I was trying to come with some solution. Jakub, is there some workaround you are using now? Just an idea: SSSD establishes the connection itself, right? What about storing some flag after successful binding to the server that the server works. And when the connection is dropped try to reconnect if this flag is set. Maybe the information about dropped connection can be obtained somehow from sockbuf associated with the handle. I haven't tried yet.
(In reply to comment #12) > I was trying to come with some solution. Jakub, is there some workaround you > are using now? > > Just an idea: SSSD establishes the connection itself, right? What about storing > some flag after successful binding to the server that the server works. And > when the connection is dropped try to reconnect if this flag is set. > > Maybe the information about dropped connection can be obtained somehow from > sockbuf associated with the handle. I haven't tried yet. Yes, we have a list of recoverable errors after which we retry to connection attempt - we retry each server in the fail over list unless we receive a fatal error such as ENOMEM.
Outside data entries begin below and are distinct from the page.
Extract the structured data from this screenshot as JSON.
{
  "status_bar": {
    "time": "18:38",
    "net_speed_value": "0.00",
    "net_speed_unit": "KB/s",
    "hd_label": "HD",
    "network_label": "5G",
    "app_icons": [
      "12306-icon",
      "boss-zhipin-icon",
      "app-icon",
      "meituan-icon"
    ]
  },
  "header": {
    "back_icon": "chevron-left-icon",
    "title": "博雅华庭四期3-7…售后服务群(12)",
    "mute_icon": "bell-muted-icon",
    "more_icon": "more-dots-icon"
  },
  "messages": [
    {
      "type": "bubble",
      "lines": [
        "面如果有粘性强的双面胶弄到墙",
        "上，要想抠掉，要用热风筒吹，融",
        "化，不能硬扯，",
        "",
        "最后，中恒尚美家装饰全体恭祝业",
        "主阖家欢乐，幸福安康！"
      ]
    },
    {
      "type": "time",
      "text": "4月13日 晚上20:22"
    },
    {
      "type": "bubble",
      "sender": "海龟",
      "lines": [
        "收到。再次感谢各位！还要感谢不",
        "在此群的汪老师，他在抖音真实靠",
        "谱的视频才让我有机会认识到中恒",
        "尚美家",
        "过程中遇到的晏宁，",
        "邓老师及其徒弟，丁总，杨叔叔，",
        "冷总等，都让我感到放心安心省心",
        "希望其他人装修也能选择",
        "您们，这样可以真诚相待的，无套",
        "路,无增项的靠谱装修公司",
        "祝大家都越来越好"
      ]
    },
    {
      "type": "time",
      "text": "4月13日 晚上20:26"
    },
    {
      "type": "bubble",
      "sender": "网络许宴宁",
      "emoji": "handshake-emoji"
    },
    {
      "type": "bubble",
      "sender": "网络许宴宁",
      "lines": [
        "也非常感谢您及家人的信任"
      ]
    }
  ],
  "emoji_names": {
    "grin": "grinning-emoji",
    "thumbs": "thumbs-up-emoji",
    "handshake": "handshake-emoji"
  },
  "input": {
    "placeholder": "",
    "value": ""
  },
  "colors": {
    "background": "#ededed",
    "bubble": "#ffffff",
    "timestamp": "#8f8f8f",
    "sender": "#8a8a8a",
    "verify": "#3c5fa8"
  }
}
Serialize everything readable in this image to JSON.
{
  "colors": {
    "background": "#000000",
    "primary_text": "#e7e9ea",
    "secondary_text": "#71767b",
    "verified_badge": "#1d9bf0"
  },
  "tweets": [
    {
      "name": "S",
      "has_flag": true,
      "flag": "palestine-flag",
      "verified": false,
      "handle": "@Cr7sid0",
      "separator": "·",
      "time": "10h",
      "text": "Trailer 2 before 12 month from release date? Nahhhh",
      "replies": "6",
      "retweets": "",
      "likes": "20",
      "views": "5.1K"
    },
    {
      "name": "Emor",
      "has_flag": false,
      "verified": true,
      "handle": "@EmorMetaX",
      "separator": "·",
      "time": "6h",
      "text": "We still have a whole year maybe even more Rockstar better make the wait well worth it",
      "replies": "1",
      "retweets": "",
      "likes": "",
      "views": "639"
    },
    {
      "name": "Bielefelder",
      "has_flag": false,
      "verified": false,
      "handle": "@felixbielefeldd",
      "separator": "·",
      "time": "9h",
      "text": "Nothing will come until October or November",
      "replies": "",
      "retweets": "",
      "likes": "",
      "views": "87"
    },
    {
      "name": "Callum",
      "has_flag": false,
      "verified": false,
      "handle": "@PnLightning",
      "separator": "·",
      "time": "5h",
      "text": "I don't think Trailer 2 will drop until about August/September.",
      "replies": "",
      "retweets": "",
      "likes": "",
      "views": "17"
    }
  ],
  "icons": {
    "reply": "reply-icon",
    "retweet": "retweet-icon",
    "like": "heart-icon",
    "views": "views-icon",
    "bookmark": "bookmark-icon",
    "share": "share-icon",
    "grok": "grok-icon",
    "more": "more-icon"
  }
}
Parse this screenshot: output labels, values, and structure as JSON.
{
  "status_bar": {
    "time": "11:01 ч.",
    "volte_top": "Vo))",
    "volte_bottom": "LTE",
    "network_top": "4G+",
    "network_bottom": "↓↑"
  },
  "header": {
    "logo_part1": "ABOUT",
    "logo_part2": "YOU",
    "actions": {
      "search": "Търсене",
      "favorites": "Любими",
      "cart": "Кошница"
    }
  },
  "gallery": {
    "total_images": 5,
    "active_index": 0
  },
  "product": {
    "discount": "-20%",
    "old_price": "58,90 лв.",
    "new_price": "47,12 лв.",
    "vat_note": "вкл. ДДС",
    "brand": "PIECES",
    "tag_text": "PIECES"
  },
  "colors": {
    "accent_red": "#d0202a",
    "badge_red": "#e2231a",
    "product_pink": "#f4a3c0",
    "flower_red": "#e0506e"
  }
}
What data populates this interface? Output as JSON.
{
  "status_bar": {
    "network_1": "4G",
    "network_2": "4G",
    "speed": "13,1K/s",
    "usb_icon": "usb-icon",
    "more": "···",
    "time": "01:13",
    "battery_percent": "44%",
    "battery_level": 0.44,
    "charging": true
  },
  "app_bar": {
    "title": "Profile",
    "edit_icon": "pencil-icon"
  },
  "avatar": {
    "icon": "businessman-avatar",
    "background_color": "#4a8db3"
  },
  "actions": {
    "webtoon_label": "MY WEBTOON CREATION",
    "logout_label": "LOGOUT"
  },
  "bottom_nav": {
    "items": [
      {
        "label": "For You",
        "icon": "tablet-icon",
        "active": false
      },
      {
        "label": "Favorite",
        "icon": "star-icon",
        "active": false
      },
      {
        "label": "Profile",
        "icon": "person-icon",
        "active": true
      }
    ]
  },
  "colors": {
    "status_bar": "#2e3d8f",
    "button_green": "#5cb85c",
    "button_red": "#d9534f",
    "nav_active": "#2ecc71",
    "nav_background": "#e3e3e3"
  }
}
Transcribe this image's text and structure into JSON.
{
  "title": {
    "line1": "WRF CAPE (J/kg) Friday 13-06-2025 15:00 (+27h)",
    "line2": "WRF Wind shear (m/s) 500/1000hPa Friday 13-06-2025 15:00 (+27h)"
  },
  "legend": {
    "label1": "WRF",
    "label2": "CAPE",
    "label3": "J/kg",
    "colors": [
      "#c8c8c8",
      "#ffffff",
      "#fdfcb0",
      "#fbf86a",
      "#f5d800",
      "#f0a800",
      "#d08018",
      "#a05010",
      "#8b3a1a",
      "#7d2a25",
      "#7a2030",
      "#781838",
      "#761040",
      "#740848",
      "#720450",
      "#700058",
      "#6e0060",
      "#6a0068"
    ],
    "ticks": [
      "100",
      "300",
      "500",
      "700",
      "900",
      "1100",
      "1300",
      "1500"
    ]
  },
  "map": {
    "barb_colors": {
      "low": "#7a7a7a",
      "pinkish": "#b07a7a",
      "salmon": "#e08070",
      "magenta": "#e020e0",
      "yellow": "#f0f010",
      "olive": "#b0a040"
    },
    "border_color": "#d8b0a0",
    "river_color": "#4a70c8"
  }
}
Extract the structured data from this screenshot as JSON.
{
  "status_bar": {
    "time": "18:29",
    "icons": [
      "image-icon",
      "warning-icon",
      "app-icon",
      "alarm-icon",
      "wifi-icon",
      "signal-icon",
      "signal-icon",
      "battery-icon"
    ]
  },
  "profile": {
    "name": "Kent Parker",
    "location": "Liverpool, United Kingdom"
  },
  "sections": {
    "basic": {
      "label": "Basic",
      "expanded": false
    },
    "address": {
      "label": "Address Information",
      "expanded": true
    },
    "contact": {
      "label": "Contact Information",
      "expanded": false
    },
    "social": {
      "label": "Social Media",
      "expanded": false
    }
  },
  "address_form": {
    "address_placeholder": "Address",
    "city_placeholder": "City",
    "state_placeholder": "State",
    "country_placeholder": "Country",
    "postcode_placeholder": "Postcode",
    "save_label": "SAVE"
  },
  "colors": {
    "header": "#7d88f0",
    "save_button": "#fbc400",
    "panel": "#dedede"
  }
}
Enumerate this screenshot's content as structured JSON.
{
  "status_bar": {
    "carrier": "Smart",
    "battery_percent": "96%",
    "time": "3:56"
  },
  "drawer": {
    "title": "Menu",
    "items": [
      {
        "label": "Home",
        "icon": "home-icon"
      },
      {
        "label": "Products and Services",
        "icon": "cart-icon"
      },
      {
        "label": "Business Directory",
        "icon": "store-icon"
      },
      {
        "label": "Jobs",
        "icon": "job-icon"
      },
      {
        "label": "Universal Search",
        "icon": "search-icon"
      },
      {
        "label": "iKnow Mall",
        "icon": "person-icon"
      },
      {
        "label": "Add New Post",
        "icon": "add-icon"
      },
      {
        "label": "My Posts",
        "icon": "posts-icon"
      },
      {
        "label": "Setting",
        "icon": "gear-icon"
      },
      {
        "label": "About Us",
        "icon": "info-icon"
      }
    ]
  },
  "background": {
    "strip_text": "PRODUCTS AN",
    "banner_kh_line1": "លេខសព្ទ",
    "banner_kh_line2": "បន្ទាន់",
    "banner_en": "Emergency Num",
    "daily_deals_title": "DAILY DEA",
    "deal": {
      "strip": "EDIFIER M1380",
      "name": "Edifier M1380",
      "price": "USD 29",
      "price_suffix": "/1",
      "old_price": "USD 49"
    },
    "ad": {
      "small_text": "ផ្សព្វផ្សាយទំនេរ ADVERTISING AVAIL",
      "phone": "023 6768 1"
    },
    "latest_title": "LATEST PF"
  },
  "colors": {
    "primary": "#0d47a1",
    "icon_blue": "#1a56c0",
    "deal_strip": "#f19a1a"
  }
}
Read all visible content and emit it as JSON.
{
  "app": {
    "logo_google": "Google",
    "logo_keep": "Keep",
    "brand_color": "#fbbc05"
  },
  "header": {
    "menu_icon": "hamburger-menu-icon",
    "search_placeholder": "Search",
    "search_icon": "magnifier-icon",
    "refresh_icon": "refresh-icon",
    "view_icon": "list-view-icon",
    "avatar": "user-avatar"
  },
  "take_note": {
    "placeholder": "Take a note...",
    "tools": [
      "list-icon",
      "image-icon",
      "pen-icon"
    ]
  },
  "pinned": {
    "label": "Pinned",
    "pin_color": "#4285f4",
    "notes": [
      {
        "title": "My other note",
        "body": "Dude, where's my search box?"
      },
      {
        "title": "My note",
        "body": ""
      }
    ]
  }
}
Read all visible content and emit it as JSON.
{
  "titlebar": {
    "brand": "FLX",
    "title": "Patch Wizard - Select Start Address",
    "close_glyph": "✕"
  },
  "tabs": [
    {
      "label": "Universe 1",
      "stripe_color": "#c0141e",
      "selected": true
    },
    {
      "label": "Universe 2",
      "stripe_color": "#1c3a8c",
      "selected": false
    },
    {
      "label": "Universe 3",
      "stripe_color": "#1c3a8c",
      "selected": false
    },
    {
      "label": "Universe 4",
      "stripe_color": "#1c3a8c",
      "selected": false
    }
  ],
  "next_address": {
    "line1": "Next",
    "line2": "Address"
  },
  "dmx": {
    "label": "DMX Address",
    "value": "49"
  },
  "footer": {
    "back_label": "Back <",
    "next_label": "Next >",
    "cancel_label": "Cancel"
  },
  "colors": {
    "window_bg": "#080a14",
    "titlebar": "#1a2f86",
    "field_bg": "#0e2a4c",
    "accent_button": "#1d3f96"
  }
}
This request was not resolved in time for the current release. Red Hat invites you to ask your support representative to propose this request, if still desired, for consideration in the next release of Red Hat Enterprise Linux.
This request was erroneously removed from consideration in Red Hat Enterprise Linux 6.4, which is currently under development. This request will be evaluated for inclusion in Red Hat Enterprise Linux 6.4.